Elle se retourna pour faire un clin d'oeil au garde. Il avait beau porter un casque cachant presque entièrement son visage, elle vit sa peau changer de teint. Elle était belle et le savait, et en jouait parfois un peu trop. Elle était élancée, avec des hanches marquées, des cheveux bleus nuit tombant en haut de son dos, encadrant un visage très fin et des yeux à l'iris mauve. Comme certains membres de sa famille, elle avait une marque : un tatouage en forme de croissant de lune sur sa joue bleu, qui s'illuminait lorsqu'elle entrait en transe ou usait de la magie. Elle camoufla un petit rire et accéléra la cadence de ses pas.Il n'avait pas tort quand il parlait de la colère de son père. Mais qu'importe, elle voulait savoir. Elle devait savoir. Et si elle devait agir seule, elle le ferait. Sans hésiter. Lorsqu'elle parvînt en bas, elle défit sa robe, la laissant glisser le long de ses hanches, et frissonna quand la douce brise caressa sa peau. Elle n'avait pas énormément de temps et devait faire vite si elle voulait éviter que ses parents se rendent compte de son absence, et si elle était agile et rapide comme tous les autres membres de sa race, elle pouvait aller encore plus vite.

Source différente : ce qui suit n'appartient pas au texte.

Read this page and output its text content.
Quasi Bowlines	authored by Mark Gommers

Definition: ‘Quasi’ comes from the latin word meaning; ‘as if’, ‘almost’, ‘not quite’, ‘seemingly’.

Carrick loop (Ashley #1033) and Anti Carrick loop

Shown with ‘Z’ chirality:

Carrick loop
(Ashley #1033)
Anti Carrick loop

Ses joues s'illuminèrent alors qu'elle laissait la magie l'envahir. Elle s'en enivra, comme un ivrogne buvant un vin hors de prix. Elle savourait cette sensation un peu plus à chaque fois. Sa mère l'avait averti de ce qu'elle pouvait provoquer, mais qu'importe. Elle se sentait si puissante, tellement loin de la condition des autres mortels...Et finalement, elle canalysa une petite partie de cette force dans un sort unique. Il n'était guère puissant, ni difficile, mais c'était son favori. Elle écarta les bras tout en continuant d'avancer, nue. Sa peau disparue laissant place à un pelage doux et soyeux de la même couleur, ses mains et pieds se changèrent en pattes et une queue lui poussa dans le dos. De Drow, elle passa à panthère. De marche, elle passa à la course, bondissant dans la plaine de Drowakar, avant d'entrer dans une jungle dense et escarpée, bondissant sur des rochers sur lesquels se reflétaient une Lune admirative, ou sur les branches hautes des arbres séculaires. Elle aurait pu se balader ainsi toute la nuit sans se lasser, mais pas cette nuit. Elle avait une destination et sa course ralentie lorsqu'elle arrive près d'un point d'eau somptueux : une grande cascade qui tombait dans un petit lac, cerclé par la jungle, avec un petit îlot au centre du lac, seul point de terre sur cet ôde au bleu.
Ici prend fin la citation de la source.